島田個人に迫りたいのか、島田を足掛かりに沖縄戦を描きたいのか中途半端でした。恐らく両方なんでしょうが、見事に失敗している感じ。
ナレーションは仕方なくとも、見栄えだけのインサートやらイメージ映像がやたら多く、無駄にカメラを動かしたり、インタビューの切り貼りがかなり酷かったり、テレビ屋的編集に相当にストレスが溜まりました。インタビューで喋ってて音だけ切る編集いい加減にして欲しい。
島田に関するナレーションのベースは島田の日記か何かなんでしょうが、制作者の想像妄想が入り混じり、客観性など皆無。島田の官吏としての功績はさほど伝わらず、せいぜい「いい人」だったんだろうなという程度。
太田氏が「島田の成したこと、成せなかったことを、明らかにするのが我々の責務」のようなことを言っていましたが、なるほどそれについては何一つ達成できていないようでした。

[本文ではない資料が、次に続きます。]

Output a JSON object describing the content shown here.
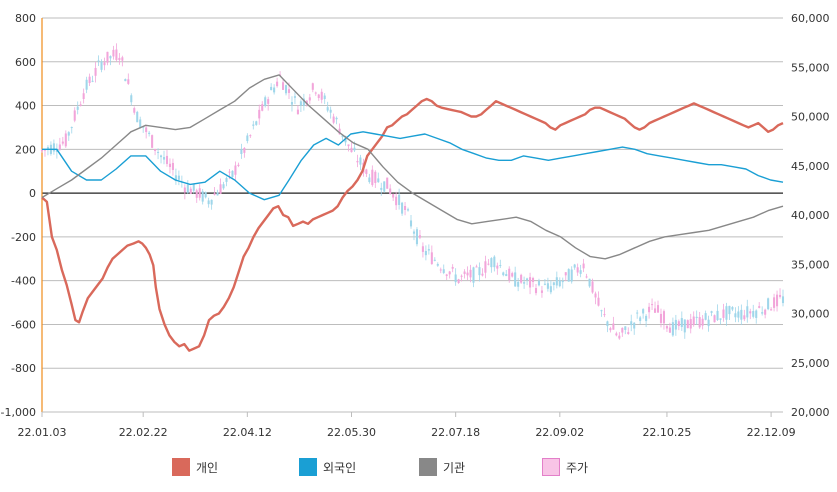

インタビューも数人、エンドロールの参考文献も十冊程度。史料を丹念に洗っている様子も見られず、これで何が描けるのかという気に。先にあったテーマを元に無理に作っているように感じました。
島田に直接的に関わるシーンだけ編集して、資料館などに常設上映などしていれば十分でしょうが、クオリティーはかなり低い映画でした。